Now, c'mon. A husband and wife have this perfectly sweet intimate thing going. It's working for them. Then somebody comes in, breaks them apart, and takes over, directing each of them how to relate to each other and how to touch each other. It's not what they would have been doing naturally, so they're not doing it well and therefore it's making things worse. They're self-conscious, especially probably the husband, being surrounded now by five women who are telling him how to be with his wife and evaluating his performance. Ina May is meanwhile making judgements about them and they've got to be aware of that, especially in such an emotionally charged and sensitive atmosphere.
Ina May finally hits on something to help the mother relax, but the father still feels outside of it. The mother looks to him, hoping to see him inside again too, but he isn't. He's been put on the spot, and he's embarrassed and angry to now be outside when he was so recently in. Not to mention that Ina May has the mother's trust: even though she interrupted the flow of energy, putting her fingers up the mother's vagina, ordering people around, and casting her critical eye on the mother and father, no one is of a mind to consider that this might have thrown the labor off. So when she suggests something that helps the mother relax, well she's saved the day.
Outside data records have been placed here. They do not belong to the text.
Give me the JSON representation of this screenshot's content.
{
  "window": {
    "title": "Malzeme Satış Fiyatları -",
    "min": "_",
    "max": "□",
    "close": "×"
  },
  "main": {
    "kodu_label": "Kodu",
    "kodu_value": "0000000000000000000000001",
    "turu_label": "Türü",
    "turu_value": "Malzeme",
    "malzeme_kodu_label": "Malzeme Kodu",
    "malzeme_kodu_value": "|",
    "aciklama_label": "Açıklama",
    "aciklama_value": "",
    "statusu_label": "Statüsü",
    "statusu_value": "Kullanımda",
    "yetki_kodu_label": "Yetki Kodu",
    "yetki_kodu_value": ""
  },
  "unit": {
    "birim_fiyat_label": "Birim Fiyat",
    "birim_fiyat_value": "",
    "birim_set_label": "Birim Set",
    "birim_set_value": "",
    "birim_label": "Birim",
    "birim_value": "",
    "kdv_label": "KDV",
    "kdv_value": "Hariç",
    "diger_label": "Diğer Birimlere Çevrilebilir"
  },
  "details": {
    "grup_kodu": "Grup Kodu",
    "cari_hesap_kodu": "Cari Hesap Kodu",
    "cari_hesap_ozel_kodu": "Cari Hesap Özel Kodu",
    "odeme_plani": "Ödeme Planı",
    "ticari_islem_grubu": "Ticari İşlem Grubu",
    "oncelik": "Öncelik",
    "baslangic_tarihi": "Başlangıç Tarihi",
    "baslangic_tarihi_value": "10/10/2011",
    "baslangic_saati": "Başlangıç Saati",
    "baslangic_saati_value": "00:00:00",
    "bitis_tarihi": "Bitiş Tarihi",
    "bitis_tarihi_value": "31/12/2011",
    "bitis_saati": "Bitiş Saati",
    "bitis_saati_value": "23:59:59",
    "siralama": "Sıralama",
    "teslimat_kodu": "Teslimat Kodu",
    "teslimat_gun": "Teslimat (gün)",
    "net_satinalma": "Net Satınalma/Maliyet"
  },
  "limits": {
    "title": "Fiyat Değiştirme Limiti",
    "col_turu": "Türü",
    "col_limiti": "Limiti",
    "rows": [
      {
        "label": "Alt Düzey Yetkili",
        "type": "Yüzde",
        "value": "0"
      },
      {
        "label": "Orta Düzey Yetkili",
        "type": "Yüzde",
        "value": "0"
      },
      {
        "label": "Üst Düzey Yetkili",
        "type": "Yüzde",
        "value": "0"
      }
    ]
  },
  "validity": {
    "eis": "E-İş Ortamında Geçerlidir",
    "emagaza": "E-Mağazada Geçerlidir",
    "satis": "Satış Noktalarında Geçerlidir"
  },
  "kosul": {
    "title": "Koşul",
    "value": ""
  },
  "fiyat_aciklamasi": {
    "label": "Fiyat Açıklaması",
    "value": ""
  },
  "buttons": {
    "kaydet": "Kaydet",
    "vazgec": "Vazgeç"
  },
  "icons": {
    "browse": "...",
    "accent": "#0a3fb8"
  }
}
So, you know, there's two sides to every story. I have no doubt that my first midwife -- who practiced very similarly to Ina May -- felt my husband to be equally worthless. He didn't get angry, but he was very unhappy and worried. But looking back, I can see how her taking over robbed him of his ability to support me. She was the "expert", and we had hired her, essentially, to do this. We just didn't realize then the psychological effect it would have on us as a couple. We didn't feel comfortable being with each other as we usually are. We weren't being naturally physical and relating unselfconsciously to each other. We were literally incapable of doing so in that environment. Does that mean we weren't good at communicating with each other? No. It did mean that we were inhibited by the midwife's presence, and afraid to do anything she might not approve of.
Fast forward to my last birth in which there was no one to observe us or judge us or tell us what to do. He was
fantastic, totally in it with me. Hearing that, my first midwife might say, "well, he learned how to be with you in birth." Not so. He always knew, he just finally felt free to be that way.